Nesta semana deverá ocorrer a décima vaga de greves e manifestações violentas em França. Já aqui comentei a tradição francesa de contestar, na rua, medidas impopulares. Desta vez, a subida gradual até 2030 da idade legal para a reforma de 62 para 64 anos nem parece merecer tanta contestação, uma vez que essa idade é a segunda mais baixa na Europa comunitária. Além disso, a contestação em curso em França revela-se muito violenta, mesmo pelos padrões habituais naquele país.

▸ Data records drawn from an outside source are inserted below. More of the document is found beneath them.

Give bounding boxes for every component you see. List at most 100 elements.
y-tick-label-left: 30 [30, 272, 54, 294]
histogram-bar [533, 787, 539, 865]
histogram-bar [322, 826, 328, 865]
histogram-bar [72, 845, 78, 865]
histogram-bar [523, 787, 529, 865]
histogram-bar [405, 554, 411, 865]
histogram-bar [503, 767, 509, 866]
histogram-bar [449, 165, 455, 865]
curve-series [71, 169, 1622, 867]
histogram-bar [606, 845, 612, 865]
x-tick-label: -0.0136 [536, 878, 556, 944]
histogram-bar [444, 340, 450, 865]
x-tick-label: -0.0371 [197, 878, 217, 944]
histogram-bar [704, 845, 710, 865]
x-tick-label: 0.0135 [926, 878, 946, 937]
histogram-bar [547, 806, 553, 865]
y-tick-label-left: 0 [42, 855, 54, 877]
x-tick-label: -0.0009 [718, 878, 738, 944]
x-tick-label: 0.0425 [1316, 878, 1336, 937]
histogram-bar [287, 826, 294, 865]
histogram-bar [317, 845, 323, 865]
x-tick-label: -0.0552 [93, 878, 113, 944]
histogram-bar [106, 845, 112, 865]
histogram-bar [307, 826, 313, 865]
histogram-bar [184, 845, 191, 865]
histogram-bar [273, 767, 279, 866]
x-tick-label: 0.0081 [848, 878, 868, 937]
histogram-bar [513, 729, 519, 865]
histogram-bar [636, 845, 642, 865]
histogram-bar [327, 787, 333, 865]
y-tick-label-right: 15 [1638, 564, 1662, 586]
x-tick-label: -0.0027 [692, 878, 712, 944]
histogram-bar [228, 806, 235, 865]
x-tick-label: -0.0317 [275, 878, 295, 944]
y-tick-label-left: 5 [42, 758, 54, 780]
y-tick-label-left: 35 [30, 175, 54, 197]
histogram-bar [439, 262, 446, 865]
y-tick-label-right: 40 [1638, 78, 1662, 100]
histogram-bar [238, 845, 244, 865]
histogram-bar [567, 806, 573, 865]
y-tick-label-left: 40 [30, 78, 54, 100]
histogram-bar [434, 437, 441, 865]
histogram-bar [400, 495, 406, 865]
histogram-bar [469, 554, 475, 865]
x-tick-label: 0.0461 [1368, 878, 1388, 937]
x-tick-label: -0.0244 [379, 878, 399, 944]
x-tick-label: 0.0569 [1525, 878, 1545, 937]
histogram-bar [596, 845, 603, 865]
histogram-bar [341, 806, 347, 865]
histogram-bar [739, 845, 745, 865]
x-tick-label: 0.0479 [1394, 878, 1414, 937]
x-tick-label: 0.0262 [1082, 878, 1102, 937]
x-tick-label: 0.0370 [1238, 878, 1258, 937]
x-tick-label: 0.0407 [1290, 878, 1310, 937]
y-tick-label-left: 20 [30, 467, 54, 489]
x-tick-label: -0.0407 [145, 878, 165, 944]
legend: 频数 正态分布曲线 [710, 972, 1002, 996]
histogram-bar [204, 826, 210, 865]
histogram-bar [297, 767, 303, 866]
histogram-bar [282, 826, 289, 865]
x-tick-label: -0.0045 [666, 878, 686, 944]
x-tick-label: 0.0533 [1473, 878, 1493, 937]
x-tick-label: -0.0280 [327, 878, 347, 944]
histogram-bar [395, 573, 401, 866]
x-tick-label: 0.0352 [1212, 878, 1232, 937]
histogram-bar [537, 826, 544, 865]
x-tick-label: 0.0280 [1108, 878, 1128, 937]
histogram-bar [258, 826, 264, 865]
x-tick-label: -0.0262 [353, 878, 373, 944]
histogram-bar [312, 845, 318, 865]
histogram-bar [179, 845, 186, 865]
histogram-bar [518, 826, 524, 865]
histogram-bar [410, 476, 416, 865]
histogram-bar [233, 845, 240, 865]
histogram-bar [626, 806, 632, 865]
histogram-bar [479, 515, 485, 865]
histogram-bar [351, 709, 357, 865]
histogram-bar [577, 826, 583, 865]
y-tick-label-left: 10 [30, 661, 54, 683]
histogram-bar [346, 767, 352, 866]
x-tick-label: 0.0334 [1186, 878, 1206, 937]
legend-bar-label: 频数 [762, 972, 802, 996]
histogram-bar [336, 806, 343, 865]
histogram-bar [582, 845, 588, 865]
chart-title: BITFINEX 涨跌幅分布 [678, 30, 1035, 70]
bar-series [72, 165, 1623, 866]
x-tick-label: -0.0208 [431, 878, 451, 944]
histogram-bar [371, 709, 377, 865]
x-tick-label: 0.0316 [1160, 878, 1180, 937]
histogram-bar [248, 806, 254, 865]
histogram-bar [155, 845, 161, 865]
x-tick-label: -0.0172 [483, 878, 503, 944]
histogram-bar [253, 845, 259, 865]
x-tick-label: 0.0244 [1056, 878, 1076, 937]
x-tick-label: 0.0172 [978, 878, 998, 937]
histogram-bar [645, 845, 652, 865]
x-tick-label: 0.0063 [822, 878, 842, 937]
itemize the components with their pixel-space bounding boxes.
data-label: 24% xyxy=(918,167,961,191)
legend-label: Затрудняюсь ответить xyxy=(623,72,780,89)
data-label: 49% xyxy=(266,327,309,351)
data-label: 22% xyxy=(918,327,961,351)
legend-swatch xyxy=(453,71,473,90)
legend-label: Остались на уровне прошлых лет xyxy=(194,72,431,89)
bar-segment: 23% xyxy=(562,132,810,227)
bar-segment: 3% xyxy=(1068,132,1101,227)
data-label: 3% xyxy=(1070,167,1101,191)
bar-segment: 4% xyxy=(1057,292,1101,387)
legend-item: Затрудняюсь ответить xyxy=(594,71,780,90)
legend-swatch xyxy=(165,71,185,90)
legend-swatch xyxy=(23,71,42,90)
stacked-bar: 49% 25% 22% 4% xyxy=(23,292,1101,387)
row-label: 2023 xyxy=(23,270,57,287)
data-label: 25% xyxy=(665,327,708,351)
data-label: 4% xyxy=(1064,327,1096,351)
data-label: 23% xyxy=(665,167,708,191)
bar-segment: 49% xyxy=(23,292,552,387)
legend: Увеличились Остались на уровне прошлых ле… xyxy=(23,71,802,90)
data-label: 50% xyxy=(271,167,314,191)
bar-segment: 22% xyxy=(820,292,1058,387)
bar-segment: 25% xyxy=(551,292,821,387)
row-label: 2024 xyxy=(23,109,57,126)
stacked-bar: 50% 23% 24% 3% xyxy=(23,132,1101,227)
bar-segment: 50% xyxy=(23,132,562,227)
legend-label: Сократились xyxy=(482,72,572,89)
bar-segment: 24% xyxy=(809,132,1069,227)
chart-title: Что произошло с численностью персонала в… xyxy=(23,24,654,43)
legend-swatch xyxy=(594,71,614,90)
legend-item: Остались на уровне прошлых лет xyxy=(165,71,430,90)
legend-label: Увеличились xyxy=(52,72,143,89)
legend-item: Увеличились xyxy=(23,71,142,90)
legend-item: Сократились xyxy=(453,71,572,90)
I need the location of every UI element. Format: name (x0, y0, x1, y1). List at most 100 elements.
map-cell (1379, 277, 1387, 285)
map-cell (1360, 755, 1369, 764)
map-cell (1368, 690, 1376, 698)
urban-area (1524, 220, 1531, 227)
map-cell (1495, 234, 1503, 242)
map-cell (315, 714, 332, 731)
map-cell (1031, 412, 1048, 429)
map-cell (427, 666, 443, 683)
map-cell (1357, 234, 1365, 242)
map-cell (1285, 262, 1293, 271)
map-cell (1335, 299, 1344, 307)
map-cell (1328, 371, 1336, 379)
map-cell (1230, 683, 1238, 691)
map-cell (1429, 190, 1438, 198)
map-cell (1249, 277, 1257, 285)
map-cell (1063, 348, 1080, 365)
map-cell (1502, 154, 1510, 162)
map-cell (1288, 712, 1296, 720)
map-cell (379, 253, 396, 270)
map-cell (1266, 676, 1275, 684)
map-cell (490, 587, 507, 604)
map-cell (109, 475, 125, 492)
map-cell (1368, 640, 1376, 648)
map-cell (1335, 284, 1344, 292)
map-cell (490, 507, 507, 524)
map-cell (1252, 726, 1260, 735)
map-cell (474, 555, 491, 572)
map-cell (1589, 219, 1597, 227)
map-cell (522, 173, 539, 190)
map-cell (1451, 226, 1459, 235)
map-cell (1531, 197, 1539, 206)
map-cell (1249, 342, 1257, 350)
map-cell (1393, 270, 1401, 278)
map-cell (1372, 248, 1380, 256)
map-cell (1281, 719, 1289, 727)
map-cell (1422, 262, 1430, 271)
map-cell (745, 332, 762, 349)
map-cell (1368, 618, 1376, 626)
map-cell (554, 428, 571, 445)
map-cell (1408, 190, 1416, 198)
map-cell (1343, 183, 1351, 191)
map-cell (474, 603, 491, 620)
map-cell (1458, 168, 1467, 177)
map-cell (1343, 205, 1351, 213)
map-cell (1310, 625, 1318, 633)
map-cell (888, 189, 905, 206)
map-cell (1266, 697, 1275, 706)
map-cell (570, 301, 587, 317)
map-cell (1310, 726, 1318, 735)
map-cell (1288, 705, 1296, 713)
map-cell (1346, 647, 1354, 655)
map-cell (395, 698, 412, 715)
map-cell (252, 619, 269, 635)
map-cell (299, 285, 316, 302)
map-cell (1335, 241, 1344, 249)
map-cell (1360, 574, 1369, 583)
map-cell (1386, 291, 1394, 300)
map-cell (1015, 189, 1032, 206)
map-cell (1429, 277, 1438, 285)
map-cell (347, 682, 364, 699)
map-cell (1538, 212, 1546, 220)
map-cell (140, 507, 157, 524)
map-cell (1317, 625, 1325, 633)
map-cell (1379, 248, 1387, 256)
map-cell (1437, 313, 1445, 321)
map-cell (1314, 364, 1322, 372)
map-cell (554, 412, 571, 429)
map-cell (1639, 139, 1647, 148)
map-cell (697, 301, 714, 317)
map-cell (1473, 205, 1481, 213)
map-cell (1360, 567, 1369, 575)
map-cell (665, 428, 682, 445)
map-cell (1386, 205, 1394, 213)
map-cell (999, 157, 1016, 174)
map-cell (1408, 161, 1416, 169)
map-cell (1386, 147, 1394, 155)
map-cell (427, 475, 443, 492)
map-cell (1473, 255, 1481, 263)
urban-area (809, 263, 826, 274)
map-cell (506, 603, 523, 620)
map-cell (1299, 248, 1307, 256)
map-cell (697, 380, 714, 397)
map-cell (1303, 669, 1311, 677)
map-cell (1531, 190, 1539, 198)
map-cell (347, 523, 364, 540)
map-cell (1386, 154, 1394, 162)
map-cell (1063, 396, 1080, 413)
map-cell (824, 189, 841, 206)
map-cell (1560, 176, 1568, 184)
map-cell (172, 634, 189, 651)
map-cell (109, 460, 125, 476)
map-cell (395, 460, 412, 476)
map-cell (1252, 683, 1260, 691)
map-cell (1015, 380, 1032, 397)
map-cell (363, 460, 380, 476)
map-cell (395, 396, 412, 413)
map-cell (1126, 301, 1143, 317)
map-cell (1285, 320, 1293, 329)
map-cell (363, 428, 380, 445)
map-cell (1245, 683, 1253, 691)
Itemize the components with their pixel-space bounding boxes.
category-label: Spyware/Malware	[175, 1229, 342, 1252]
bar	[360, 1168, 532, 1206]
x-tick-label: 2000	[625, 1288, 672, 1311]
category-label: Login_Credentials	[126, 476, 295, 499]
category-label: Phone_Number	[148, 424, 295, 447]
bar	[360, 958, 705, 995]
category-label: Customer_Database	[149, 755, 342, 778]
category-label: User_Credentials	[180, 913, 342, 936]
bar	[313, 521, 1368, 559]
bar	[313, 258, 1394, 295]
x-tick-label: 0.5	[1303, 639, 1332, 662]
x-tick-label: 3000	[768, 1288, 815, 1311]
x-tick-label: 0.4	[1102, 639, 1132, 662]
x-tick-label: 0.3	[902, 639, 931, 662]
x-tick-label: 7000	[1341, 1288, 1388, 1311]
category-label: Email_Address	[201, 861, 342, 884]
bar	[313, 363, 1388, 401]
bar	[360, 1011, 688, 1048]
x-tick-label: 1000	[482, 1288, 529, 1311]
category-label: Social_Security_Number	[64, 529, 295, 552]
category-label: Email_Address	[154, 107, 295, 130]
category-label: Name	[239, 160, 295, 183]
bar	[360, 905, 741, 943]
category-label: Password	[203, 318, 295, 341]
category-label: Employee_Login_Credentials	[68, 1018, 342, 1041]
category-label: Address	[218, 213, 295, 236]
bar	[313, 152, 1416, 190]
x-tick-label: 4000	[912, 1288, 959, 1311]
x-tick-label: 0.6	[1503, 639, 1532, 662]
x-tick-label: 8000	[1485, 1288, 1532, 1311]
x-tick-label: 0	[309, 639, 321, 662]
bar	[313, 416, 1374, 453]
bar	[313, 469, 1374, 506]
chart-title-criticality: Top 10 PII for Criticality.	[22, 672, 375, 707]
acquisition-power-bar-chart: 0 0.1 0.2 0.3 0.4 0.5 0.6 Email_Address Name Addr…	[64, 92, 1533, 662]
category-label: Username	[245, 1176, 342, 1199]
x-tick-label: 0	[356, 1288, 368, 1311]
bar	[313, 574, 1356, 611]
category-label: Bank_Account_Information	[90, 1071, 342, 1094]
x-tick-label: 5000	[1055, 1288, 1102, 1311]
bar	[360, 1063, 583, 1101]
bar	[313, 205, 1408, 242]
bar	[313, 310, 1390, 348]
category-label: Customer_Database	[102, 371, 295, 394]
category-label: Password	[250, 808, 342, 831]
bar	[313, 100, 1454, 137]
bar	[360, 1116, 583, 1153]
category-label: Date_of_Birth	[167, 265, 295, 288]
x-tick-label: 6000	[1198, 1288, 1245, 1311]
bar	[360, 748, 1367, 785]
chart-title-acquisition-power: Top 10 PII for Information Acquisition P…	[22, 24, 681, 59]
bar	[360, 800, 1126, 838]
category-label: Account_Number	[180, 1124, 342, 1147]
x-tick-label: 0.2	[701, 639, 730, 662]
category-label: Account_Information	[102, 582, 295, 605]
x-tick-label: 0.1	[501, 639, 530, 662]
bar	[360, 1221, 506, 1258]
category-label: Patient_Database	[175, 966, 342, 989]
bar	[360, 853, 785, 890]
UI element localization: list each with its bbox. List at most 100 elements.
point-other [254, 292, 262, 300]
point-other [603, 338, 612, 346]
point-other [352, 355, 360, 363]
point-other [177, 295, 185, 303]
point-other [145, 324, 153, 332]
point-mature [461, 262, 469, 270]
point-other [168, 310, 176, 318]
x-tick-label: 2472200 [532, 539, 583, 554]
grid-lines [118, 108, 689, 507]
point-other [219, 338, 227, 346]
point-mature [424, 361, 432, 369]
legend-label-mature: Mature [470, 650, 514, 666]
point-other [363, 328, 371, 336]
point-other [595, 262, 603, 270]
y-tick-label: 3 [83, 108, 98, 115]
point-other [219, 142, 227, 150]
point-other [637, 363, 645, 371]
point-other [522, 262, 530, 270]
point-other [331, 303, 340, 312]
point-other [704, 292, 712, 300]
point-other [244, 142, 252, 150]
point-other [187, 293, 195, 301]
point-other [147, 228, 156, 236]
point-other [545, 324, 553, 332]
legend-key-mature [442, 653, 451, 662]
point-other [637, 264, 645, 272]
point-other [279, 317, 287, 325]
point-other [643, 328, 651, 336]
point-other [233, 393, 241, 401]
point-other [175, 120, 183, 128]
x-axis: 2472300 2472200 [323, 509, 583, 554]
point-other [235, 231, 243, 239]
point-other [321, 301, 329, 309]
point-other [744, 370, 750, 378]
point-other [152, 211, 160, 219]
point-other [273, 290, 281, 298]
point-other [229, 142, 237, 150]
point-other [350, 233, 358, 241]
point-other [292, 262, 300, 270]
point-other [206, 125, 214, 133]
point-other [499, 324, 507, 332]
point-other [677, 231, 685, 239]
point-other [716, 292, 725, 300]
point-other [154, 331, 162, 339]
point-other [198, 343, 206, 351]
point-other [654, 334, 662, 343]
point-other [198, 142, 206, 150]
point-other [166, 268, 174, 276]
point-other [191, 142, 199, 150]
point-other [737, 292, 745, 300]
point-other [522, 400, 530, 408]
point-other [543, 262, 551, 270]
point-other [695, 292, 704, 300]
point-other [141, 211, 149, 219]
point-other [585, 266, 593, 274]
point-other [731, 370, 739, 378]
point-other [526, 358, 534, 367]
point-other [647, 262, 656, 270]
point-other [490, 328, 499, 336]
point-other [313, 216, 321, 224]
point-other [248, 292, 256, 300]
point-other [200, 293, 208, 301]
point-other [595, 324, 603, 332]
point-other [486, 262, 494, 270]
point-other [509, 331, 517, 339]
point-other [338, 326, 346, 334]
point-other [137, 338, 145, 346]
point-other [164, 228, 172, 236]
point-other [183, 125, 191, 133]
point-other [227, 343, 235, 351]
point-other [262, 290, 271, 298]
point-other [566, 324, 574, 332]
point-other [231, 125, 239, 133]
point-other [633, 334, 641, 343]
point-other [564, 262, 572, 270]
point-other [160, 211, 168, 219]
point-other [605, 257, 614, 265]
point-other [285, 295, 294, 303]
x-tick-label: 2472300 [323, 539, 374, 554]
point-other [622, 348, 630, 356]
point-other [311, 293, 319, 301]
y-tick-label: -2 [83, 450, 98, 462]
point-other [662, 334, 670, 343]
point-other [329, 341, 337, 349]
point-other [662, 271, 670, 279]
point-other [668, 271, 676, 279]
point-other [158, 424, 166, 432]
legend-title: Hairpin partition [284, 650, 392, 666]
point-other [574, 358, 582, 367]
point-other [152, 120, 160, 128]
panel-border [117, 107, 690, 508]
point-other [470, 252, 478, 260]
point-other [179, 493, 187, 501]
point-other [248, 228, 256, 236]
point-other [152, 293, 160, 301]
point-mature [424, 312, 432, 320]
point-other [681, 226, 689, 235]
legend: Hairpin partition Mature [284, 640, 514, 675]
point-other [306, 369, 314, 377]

Na última vaga de greves e manifestações, em cerca de 300 cidades francesas, mais de 400 polícias ficaram feridos em confrontos com os manifestantes, muitos dos quais assaltaram edifícios institucionais, partiram vidros de montras, bloquearam refinarias, incendiaram caixotes do lixo – e em Bordéus tentaram incendiar a Câmara municipal. A situação é tal que teve que ser adiada a visita oficial a França do rei Carlos III de Inglaterra.
Nas últimas décadas vários governantes franceses tiveram que desistir das reformas que propunham por causa da hostilidade da “rua”. Macron decidiu não desistir, insistindo em que o poder deve ser exercido pelos representantes eleitos pelo povo e não pela “rua”. É de louvar esta corajosa defesa da democracia representativa. Mas Macron não conseguiu convencer os seus compatriotas da justeza da medida que quer concretizar.
Ora a legitimidade das medidas que um governo toma deve ser acompanhada de alguma sintonia com a opinião pública. Não defendo a democracia direta, mas chamo a atenção para a opinião pública em democracia, que não é irrelevante. A reação violenta dos franceses á alteração da idade legal da reforma também foi acentuada pelo facto de a futura lei não ter passado pela Assembleia Nacional, onde Macron não tem maioria. O presidente francês nada fez de ilegal, mas não foi um político sagaz.
Creio não exagerar se disser que a hostilidade de grande parte dos franceses é, agora, tanto contra a subida da idade da reforma, como contra a personalidade de Macron, que lhes aparece como altiva e arrogante. Macron prometeu mais do que uma vez que mudaria de estilo, mas não mudou. O que é compreensível, mas tem um preço político pesado.